The “City of Racine Annual Report” also validates the roots of Romanticism. It validates the fear of diseases like scarlet fever, cholera, and consumption. Meachem’s charts display the causes of death by month, age, gender, ward, disease, and nationality. The versatility of this information never ends. From April 1884 to April 1885, more men died in Racine than women did (Meachem 6). Romanticized sentimental fiction would like a reader to believe that women are more feeble and constantly closer to death than a man, but Meachem’s report disarms that myth. This report belongs in the 19th century American canon for that ability.

The “City of Racine Annual Report” provides more context to a time period and that not many college freshman and sophomores have had a chance to explore, and it helps prevent the idea that no city is good, which is a theme of Romanticism. This report takes overarching ideas in the canon, such as Romanticism and realism, and puts them to practice in a way that students and readers unused to the symbols of the time can think about and work with the texts they read. It gives readers perspective. The “City of Racine Annual Report" provides context to the 19th century and makes big, canonically-embedded ideas from the century, such as Romanticism and realism, more personal.

Work Cited
Davis, Rebecca Harding. Life in the Iron Mills; or, the Korl Woman.

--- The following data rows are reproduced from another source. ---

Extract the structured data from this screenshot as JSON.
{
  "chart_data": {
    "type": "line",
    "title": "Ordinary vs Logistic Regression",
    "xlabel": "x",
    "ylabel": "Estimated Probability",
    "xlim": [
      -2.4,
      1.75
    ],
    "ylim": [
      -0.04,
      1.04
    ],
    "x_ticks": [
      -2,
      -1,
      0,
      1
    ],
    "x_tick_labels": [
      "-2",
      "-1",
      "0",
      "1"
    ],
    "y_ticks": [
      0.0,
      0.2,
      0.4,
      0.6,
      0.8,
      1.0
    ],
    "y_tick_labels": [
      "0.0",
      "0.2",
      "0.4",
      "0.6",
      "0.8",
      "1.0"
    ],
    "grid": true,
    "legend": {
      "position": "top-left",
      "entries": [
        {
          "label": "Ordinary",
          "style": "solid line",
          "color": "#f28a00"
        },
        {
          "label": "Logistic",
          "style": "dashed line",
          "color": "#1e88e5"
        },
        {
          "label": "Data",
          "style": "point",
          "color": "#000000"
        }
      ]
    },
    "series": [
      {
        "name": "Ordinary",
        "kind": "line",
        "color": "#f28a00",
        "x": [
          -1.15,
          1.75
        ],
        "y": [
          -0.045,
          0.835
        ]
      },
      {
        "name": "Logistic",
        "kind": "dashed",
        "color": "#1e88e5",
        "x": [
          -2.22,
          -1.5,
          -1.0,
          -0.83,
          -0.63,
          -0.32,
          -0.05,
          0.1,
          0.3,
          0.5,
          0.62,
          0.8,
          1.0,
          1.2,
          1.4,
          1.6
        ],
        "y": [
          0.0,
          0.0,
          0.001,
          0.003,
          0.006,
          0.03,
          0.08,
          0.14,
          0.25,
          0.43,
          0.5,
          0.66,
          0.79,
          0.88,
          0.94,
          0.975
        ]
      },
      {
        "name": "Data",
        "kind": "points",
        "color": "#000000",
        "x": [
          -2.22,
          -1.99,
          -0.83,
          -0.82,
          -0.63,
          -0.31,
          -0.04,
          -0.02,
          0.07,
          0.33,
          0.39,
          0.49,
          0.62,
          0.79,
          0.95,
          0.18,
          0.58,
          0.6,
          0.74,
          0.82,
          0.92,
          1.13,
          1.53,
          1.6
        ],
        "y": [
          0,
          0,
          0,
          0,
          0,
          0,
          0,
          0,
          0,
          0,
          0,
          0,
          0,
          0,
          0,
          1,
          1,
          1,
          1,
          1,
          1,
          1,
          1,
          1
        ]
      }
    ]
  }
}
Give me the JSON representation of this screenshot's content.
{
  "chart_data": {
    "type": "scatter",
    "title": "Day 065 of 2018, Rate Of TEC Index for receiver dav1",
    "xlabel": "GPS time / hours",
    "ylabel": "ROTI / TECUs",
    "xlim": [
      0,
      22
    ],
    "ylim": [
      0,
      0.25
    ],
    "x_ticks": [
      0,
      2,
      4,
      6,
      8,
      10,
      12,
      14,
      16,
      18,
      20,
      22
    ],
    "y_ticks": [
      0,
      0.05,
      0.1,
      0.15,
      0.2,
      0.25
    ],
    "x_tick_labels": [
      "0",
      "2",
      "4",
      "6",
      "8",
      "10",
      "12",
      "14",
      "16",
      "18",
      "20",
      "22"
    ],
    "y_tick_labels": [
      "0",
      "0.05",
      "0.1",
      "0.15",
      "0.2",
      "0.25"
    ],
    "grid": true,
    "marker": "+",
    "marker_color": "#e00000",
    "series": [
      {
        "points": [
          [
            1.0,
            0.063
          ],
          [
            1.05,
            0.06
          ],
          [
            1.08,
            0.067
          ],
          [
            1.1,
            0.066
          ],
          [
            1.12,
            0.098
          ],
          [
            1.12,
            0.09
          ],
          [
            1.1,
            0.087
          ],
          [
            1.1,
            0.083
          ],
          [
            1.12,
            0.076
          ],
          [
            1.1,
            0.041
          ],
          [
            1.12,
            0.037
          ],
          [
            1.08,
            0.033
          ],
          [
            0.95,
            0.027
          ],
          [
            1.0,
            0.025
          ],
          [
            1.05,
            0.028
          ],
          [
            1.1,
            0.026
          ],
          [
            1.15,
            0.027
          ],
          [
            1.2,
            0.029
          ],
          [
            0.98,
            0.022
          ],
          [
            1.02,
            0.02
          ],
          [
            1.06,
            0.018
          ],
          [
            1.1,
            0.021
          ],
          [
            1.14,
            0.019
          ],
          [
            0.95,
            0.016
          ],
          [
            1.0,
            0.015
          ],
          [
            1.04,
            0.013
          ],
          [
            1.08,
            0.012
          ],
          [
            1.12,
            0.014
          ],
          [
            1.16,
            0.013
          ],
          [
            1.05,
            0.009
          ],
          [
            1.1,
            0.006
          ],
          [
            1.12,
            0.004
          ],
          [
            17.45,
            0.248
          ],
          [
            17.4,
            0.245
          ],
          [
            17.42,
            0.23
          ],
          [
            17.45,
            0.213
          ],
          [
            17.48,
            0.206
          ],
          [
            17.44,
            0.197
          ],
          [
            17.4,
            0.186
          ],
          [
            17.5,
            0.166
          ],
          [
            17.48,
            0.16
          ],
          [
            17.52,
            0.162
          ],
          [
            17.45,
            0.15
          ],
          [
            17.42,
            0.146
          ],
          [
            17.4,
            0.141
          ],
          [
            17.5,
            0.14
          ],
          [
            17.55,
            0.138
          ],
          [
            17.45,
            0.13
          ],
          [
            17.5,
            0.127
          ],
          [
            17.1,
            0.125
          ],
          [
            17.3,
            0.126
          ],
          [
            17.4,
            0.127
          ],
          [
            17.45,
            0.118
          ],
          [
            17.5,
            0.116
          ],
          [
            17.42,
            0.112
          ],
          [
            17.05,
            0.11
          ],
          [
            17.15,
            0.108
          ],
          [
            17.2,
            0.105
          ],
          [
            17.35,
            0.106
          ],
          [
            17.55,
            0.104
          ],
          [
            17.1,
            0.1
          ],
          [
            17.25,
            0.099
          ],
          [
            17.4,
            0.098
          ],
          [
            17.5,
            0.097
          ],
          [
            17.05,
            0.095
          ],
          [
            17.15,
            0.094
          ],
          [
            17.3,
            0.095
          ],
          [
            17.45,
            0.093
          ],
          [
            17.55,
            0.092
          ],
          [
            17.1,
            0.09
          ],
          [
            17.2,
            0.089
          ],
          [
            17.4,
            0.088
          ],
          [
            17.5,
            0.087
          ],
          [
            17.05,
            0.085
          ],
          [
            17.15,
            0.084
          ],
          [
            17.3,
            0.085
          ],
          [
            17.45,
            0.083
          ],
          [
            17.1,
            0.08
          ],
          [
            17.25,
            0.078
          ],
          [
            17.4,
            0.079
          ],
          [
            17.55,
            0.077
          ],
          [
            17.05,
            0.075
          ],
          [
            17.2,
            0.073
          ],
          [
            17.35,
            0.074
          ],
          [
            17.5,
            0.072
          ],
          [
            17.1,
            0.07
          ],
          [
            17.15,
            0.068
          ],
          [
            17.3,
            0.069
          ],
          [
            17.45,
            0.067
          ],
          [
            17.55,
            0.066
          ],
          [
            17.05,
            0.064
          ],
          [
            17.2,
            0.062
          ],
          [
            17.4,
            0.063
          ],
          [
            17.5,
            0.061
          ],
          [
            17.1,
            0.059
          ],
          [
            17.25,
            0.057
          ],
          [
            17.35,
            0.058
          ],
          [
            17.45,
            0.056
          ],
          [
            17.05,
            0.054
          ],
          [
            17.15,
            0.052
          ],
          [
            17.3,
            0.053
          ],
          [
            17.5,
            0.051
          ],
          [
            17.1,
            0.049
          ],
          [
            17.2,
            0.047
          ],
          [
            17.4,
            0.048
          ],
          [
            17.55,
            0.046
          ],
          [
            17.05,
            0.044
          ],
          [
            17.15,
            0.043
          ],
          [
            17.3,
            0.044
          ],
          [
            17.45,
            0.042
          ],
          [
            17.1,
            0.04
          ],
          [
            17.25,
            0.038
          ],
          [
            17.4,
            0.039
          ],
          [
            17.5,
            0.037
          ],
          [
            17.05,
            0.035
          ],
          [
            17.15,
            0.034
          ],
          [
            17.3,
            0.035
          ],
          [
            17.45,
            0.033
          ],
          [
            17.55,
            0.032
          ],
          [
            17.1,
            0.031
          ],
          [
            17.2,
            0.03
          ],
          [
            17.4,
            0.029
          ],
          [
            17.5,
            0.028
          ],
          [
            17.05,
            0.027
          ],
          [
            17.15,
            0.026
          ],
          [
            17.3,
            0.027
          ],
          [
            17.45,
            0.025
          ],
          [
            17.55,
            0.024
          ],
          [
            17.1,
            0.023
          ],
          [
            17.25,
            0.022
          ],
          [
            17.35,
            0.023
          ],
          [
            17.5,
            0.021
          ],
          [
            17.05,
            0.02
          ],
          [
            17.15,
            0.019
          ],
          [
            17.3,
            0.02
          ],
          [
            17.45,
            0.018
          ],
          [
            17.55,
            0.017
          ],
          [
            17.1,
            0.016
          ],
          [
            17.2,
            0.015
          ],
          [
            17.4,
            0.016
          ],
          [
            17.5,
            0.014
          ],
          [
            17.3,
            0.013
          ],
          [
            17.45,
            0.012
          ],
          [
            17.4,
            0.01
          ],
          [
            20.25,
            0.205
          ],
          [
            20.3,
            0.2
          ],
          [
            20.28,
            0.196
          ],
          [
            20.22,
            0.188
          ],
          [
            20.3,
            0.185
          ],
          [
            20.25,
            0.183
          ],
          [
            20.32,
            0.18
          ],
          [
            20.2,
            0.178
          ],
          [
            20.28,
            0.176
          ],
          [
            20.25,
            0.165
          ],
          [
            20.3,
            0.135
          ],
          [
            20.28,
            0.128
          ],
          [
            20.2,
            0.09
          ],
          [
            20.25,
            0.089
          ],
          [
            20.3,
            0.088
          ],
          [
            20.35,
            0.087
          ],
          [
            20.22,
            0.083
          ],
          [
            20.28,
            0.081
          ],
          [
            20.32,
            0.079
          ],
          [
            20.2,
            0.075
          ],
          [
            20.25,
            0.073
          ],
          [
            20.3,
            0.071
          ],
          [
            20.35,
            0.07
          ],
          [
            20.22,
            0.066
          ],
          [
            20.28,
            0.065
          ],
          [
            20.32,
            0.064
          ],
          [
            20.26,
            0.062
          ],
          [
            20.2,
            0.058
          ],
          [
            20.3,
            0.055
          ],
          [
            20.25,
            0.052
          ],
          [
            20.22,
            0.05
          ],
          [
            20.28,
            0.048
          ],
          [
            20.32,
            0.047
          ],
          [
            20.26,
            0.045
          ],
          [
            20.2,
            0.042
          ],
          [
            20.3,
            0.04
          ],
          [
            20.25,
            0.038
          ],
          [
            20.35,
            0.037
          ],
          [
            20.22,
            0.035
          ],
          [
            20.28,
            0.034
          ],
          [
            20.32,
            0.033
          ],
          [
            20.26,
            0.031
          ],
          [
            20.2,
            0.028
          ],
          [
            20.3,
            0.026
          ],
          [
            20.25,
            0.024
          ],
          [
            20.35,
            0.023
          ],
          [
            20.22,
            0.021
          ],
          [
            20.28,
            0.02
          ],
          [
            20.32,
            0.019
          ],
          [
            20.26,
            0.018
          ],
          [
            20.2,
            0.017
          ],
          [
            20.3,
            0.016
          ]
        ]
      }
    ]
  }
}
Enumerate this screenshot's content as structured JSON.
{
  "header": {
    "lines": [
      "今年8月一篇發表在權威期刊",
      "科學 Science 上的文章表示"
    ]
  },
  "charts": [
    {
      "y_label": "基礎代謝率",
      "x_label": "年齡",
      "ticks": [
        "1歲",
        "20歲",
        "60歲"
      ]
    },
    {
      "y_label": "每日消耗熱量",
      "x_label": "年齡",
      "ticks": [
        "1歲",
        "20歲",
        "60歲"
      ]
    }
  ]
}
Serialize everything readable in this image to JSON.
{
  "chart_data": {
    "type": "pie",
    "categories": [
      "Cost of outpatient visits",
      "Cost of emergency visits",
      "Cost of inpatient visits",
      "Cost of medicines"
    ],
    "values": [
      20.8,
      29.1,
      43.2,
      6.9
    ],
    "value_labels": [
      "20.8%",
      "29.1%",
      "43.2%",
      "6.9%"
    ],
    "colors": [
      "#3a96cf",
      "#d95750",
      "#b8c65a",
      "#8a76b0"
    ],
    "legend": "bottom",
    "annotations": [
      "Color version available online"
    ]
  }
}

Feminist Press, New York, 1972. Kindle edition.
Meachem, J.G., Jr., M.D. “City of Racine Annual Report.” 1 Apr. 1885. Archives.
Poe, Edgar Allan. “The City in the Sea.” PoemHunter.com, 19 Jan. 2012, www.poemhunter.com/poem/the-city-in-the-sea-2/. Accessed 29 Oct. 2016. 
Thoreau, Henry. Walden, Civil Disobedience, and Other Writings. Edited by William Rossi, 3rd ed., W.W. Norton & Company, 2008, New York.